Глазами клоуна
Шрифт:
Не имевшие о Нем известия увидят, и не слышавшие узнают.
Посвящается Аннемари
1
Уже стемнело, когда я приехал в Бонн, и я заставил себя хотя бы на этот раз не поддаваться тому автоматизму движений, который выработался в поездках за последние пять лет: вниз по ступенькам – на перрон, вверх – с перрона, поставить чемодан, вынуть билет из кармана пальто, поднять чемодан, отдать билет, к киоску – купить вечерние газеты, выйти на улицу, подозвать такси. Пять лет я почти ежедневно откуда-то уезжал и куда-то приезжал, взбегал и сбегал по ступенькам утром, сбегал и взбегал по ступенькам вечером, звал такси, искал по карманам мелочь, расплачивался с шофером, покупал вечерние
Когда я пьян, то все движения, которые оправдываются лишь точностью выполнения, я делаю неточно и совершаю самую ужасную ошибку, какую только может сделать клоун: смеюсь над собственными трюками. Страшное унижение. Пока я трезв, страх перед выступлением растет до той минуты, как я выхожу на сцену (обычно меня приходится выталкивать из-за кулис), и то, что некоторые мои критики называли «задумчиво-иронической веселостью», за которой слышится «тревожное биение сердца», на самом деле было просто холодным отчаянием, с каким я делал из себя марионетку; плохо, конечно, когда нитка обрывалась и я оставался наедине с собой. Вероятно, монахи в состоянии медитации испытывают что-то подобное; Мари вечно таскала с собой всякие мистические книжонки, и я помню, что слова «пустота» и «ничто» встречались там очень часто.

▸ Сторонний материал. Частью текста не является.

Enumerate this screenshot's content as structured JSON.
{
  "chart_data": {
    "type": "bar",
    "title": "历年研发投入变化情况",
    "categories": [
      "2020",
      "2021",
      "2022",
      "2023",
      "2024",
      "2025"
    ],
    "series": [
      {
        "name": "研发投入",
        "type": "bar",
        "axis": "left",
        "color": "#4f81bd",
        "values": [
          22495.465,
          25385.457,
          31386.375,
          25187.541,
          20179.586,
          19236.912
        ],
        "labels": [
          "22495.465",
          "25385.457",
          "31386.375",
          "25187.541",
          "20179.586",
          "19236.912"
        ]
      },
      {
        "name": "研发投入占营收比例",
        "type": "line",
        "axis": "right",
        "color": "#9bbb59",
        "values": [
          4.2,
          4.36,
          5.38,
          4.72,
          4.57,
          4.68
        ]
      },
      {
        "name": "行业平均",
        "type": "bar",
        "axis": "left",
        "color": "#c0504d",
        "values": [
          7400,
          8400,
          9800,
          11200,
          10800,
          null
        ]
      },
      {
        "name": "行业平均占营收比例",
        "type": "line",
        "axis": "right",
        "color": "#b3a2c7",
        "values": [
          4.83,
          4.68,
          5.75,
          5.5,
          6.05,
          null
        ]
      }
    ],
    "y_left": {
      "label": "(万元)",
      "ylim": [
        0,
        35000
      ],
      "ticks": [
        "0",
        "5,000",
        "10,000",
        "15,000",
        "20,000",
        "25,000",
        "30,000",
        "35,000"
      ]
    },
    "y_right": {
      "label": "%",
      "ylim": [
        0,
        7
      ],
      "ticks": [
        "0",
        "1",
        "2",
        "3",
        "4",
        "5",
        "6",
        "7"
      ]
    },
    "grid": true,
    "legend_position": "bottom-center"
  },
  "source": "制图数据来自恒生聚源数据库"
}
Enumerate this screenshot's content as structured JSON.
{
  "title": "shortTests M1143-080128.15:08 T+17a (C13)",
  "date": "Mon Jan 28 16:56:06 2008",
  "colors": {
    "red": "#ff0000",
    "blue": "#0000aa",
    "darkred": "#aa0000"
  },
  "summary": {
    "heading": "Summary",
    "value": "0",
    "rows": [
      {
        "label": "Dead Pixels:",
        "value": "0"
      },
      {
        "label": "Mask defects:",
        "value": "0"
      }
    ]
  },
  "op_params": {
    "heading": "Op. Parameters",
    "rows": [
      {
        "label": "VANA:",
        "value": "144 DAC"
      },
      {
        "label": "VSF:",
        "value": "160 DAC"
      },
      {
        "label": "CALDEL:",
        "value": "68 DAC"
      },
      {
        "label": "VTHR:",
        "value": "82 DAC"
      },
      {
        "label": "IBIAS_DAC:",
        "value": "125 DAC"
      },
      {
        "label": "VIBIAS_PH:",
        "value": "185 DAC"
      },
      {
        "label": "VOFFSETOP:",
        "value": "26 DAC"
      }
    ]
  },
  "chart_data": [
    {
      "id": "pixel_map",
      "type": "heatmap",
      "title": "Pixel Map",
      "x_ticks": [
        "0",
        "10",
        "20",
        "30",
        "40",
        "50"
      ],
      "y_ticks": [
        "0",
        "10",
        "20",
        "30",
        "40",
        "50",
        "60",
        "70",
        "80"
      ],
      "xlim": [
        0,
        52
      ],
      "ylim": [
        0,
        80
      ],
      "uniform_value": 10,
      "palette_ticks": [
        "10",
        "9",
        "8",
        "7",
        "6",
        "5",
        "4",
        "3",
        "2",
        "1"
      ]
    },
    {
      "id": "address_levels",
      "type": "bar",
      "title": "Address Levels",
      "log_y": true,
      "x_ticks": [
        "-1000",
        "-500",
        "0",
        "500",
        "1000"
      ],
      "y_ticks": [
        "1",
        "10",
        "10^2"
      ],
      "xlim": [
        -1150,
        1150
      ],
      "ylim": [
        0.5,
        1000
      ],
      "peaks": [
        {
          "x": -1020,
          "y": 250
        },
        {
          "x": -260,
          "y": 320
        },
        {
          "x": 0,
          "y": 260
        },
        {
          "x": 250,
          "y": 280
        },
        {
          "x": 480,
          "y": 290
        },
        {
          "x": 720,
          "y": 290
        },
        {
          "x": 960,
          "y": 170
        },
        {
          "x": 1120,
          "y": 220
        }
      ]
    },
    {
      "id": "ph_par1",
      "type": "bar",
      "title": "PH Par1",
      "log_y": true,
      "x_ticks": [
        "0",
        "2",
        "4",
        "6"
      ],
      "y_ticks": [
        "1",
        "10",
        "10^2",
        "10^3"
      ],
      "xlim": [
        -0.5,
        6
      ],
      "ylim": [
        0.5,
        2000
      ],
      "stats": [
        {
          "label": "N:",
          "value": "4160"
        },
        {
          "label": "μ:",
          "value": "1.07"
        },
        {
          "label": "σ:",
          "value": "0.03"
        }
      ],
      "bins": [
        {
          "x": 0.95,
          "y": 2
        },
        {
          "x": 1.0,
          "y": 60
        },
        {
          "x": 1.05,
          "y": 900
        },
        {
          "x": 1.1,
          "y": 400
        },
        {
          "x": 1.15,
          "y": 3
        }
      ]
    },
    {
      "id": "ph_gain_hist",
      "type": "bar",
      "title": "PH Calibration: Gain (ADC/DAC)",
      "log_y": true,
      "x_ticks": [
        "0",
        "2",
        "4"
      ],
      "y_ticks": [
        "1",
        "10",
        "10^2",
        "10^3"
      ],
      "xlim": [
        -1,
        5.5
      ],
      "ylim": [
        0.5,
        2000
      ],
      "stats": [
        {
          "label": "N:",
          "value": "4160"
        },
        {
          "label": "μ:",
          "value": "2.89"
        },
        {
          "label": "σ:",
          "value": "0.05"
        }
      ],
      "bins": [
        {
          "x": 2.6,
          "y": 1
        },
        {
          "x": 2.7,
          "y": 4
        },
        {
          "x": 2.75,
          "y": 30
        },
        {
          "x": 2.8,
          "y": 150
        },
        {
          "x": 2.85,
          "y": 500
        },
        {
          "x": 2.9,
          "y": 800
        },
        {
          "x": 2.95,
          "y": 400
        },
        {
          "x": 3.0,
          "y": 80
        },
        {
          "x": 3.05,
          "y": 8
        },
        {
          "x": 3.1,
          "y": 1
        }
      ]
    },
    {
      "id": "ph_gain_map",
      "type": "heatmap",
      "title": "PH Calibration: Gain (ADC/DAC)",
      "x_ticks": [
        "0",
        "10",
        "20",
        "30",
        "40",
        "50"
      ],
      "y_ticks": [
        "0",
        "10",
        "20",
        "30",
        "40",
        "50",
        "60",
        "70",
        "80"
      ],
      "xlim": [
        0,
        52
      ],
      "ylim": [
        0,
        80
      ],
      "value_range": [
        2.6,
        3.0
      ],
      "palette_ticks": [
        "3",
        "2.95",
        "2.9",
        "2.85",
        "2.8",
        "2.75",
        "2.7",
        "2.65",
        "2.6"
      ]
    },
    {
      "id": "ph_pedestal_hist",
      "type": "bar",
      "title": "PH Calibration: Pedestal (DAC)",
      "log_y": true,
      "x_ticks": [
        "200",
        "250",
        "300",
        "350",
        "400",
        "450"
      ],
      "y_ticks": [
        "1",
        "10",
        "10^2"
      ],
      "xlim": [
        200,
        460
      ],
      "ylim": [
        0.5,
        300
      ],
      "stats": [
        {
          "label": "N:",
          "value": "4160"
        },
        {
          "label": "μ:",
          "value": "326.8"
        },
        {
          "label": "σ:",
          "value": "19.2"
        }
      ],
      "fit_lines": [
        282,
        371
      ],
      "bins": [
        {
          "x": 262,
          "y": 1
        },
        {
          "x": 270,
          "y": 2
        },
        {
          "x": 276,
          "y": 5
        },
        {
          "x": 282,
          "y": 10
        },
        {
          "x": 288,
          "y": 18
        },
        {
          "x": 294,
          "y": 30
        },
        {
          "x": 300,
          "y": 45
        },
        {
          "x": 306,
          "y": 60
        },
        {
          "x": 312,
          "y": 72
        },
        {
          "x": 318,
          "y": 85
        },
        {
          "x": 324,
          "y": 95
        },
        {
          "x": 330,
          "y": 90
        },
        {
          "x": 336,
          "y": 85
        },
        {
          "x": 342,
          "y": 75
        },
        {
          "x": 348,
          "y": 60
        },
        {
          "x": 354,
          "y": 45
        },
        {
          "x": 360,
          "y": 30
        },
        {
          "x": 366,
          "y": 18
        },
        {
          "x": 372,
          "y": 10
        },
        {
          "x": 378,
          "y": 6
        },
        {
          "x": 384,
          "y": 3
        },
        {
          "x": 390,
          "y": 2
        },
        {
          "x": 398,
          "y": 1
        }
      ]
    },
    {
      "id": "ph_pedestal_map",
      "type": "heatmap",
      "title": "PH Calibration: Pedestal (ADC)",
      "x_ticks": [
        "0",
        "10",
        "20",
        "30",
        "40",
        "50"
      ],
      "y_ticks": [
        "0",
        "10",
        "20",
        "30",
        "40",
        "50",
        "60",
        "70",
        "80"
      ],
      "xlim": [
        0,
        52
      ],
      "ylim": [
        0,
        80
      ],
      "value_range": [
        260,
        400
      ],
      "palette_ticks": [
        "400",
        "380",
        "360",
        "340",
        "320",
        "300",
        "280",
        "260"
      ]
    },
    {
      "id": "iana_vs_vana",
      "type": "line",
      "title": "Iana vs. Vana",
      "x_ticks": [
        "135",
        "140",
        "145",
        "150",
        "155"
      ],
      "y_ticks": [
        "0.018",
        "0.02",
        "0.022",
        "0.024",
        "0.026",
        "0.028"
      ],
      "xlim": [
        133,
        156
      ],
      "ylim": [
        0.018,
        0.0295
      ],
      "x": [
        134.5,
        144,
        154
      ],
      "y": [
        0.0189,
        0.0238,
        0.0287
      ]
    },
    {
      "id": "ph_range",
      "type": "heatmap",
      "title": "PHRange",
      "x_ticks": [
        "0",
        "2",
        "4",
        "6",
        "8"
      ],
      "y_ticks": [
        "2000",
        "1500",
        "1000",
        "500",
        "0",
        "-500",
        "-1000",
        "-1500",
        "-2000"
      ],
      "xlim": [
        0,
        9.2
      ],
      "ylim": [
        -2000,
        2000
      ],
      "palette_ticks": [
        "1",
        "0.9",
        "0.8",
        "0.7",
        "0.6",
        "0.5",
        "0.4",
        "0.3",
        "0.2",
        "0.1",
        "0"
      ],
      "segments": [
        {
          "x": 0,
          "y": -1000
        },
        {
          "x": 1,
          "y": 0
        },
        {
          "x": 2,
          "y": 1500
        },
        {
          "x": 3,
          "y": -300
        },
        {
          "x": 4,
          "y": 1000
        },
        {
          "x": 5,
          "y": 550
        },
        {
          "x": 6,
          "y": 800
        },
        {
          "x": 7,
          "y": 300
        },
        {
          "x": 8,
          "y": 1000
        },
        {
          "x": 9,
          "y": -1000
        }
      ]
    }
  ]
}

Но в последние три недели я по большей части был пьян и выходил на сцену с ложной самоуверенностью; последствия сказались раньше, чем у лентяя школьника, который еще может тешить себя какими-то иллюзиями до получения годовых отметок – в течение полугода еще есть время помечтать. А я уже через три недели не находил у себя в номере цветов, в середине второго месяца номер был без ванны, в начале третьего месяца гостиница была в семи марках от вокзала, а заработок был срезан на две трети. Вместо коньяка – простая водка, вместо варьете – какие-то сомнительные ферейны, собиравшиеся в темных зальцах, где мне приходилось выступать на отвратительно освещенных подмостках, и я не то что работал грубо, а просто выкидывал разные штучки, потешая юбиляров-железнодорожников, почтовиков или акцизных, католических домохозяек или евангелических сестер милосердия, а налакавшиеся офицеры бундесвера, которым я скрашивал прощальный ужин после переподготовки, не знали, можно ли им смеяться или нет, когда я заканчивал свой номер «Совет обороны». А вчера в Бохуме, имитируя Чаплина перед какой-то молодежной организацией, я поскользнулся и не мог встать. Зрители даже не засвистели, только сочувственно перешептывались, и, когда наконец опустился занавес, я прохромал со сцены, собрал вещички и, не сняв грима, поехал в свой пансион, где поднялся страшный крик, потому что хозяйка отказалась одолжить мне денег на такси. Шофер успокоился и перестал ворчать, только когда я ему отдал свою электрическую бритву – не в залог, а в уплату. У него еще хватило любезности выдать мне две марки и начатую пачку сигарет. Не раздеваясь, я повалился на неубранную постель, допил початую бутылку и впервые за несколько месяцев не почувствовал ни меланхолии, ни мигрени. Я лежал на кровати в том состоянии, в каком, если бог даст, и окончу свои дни, – пьяный и как будто в канаве. Я бы отдал последнюю рубаху за глоток водки, и только сложные перипетии такого обмена удерживали меня от этого шага. Спал я превосходно, крепко, и во сне тяжелый занавес сцены, как мягкий плотный саван, обволакивал меня благодетельной темнотой. И все же сквозь забытье и сон я ощутил страх пробуждения: на лице грим, правое колено распухло, жалкий завтрак на пластмассовом подносике, а рядом с кофейником телеграмма моего агента: «Кобленце и Майнце отказали вечером позвоню Бонн Цонерер». Потом звонок здешнего администратора, он только сейчас отрекомендовался как представитель Христианского союза просвещения.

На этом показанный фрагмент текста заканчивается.